VIRGINIA BEACH, Va. (WAVY) — The plan was for the City of Virginia Beach to complete improvements to the intersection of a teen’s tragic crash by December, but then they had a tragedy of their own.
When a city engineer shot and killed 12 people and seriously hurt four others at Building 2 at the city’s Municipal Center, they essentially halted the progress citywide.
“People have got to understand that we are getting to everything as fast as we can, but we are short-handed and everything has changed,” said Drew Lankford, a spokesperson for the Department of Public Works.
It’s a fact that has been particularly hard to swallow for family and friends of Sedonia Triepel, 17, who suffered major injuries from a car crash that happened on December 19, 2018, on North Great Neck Road, where it meets River Road in Virginia Beach.
“The city promised to do something, to make something safer, and it hasn’t happened,” said Dr. Carrie Triepel, Sedonia’s mother.
In the weeks following the crash, the City of Virginia Beach informed the community that a project to improve the intersection would indeed be coming. $250,000 would install two offset left turn lanes to help with viability on the busy roadway.

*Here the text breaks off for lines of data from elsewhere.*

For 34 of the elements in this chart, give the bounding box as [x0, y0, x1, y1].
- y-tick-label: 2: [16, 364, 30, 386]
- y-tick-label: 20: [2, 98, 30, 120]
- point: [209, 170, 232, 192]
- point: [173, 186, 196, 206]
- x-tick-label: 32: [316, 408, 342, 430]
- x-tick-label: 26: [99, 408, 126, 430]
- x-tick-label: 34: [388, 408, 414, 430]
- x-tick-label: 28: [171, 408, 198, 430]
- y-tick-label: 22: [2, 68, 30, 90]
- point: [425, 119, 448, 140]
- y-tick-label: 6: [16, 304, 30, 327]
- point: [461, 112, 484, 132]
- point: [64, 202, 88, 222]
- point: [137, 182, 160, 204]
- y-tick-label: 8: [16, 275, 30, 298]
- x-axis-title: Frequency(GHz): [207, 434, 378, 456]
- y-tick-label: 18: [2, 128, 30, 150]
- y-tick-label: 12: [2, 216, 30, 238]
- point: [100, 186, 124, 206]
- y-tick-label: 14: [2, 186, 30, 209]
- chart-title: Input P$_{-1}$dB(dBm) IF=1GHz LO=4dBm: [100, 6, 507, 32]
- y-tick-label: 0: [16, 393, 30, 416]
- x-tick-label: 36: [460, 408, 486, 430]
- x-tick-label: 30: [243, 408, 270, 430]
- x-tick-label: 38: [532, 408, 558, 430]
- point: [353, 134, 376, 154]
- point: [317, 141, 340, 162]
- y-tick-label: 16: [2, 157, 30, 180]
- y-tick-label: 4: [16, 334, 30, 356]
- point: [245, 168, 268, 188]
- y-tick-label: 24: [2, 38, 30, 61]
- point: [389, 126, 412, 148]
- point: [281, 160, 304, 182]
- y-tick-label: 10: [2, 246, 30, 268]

“Our goal would be to deliver by the end of the year,” City Engineer Phil Pullen said in an email to Public Works Director Mark Johnson back in January.
Then came May 31.
“We’re down a lot of employees … there were a couple of stormwater issues with this and we had three of our stormwater people murdered. And it’s just a ripple effect,” Lankford said. “We understand the community has moved on in a lot of ways … but everyday we have to deal with it.”
One of the project’s contractors also had issues that contributed to the delay, Lankford said.
Those issues are now worked out, and Lankford said starting Friday, construction barrels are scheduled to be set out ahead of eventual construction on January 2. The project is expected to take 45 days.
“It’s a start,” Triepel said, upon hearing the news. “But I still want a full comprehensive look.”
Triepel said there needs to also be a reduction in the speed limit and enhancements made to the crosswalks before the intersection is truly safe. Sedonia has undergone 23 surgeries in the last 365 days, and Triepel wants no other family to experience that.
“And making this intersection safer is key,” Triepel said.
When asked about the mass shooting’s impact on the project, Triepel said it only adds to her sadness.
“It’s just that — the whole thing is just sad.”